La politique de proximité a été aussi activée par la reconfiguration du système de fil d'actualité pour qu'il "affiche davantage de contenus partagés ou commentés par les proches et les amis, au détriment de ceux publiés par des marques ou des médias". Deux ans après, le PDG de Facebook continue sur cette lancée de la "proximité", mais visiblement d'avantage pour permettre des micro-échanges sécurisés et confidentiels que pour "rassembler le monde".

Afin de mieux entrevoir ce que sera le futur réseau social, Mark Zuckerberg a publié une somme de principes constituant le "nouveau Facebook" qui devraient être appliqués en "quelques années". Ces principes sont les suivants : intéractions privées, chiffrement, réduction de la permanence des messages, sécurité, interopérabilité, stockage sécurisé des données. Ces principes — basés principalement sur des changements techniques ont pour but d'organiser différemment le réseau social afin aussi de protéger ses membres, selon Mark Zuckerberg. La non permanence des messages ou le chiffrement sont expliqués avec leurs bons et leurs mauvais côté par le PDG de Facebook qui estime que ces nouvelles briques techniques sont indispensables, tout en critiquant leurs "mauvais côtés"  : 


Nous pensons de plus en plus qu’il est important de conserver les informations pendant de courtes périodes. Les gens veulent savoir que ce qu'ils partagent ne leur nuiera pas plus tard :  réduire le temps pendant lequel leurs informations sont stockées et accessibles va y participer (…) Le chiffrement de bout en bout est un outil important dans le développement d'un réseau social axé sur la confidentialité (…) Le chiffrement est un puissant outil de protection de la vie privée, mais cela inclut la vie privée des personnes mal intentionnées. Lorsque des milliards de personnes utilisent un service pour se connecter, certaines d'entre elles vont en abuser pour des choses vraiment terribles, telles que l'exploitation des enfants, le terrorisme et l'extorsion.
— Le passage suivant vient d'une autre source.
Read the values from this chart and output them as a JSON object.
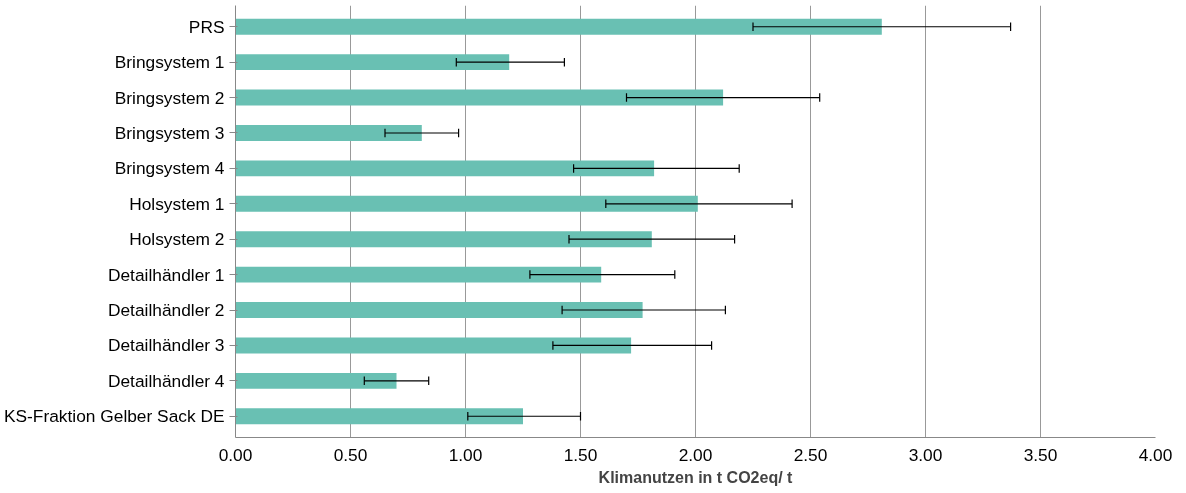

Que veut vraiment Zuckerberg ?

La période actuelle est une charnière pour Facebook et son créateur le sait. La plus grande partie du texte publié par ce dernier montre que Zuckerberg a perçu l'inquiétude de nombreux utilisateurs à l'endroit du réseau social.  Mark Zuckerberg sait que cette défiance envers Facebook s'accentue à cause des différentes affaires ayant touché à la vie privée de ses utilisateurs. Tous ces constats ne sont pas faits explicitement dans cette tribune, mais soulignent une époque désormais révolue que le PDG semble avoir bien saisie : celle de l'exposition publique où la vie privée n'existait pas, où la fameuse transparence frisait souvent l'exhibitionnisme. Avec son lot de harcèlements et de vengeances en ligne que de nombreux internautes ne veulent plus subir.

Les 15-25 ans plébiscitent Snapchat pour ses messages éphémères, les messageries Telegram ou Signal pour leur chiffrement et leurs systèmes de groupes, mais aussi Instagram et  WhatsApp (rachetées par Mark Zuckerberg) : c'est une tendance qui se dessine, que le PDG de Facebook a bien saisie. Sans compter que les démélés en justice, l'aspiration de données personnelles, le laboratoire d'influence politique et la  machine géante à relayer des infox, tous ces scandales que charrie Facebook désormais, plaident plus en faveur d'un changement d'image et de fonctionnement.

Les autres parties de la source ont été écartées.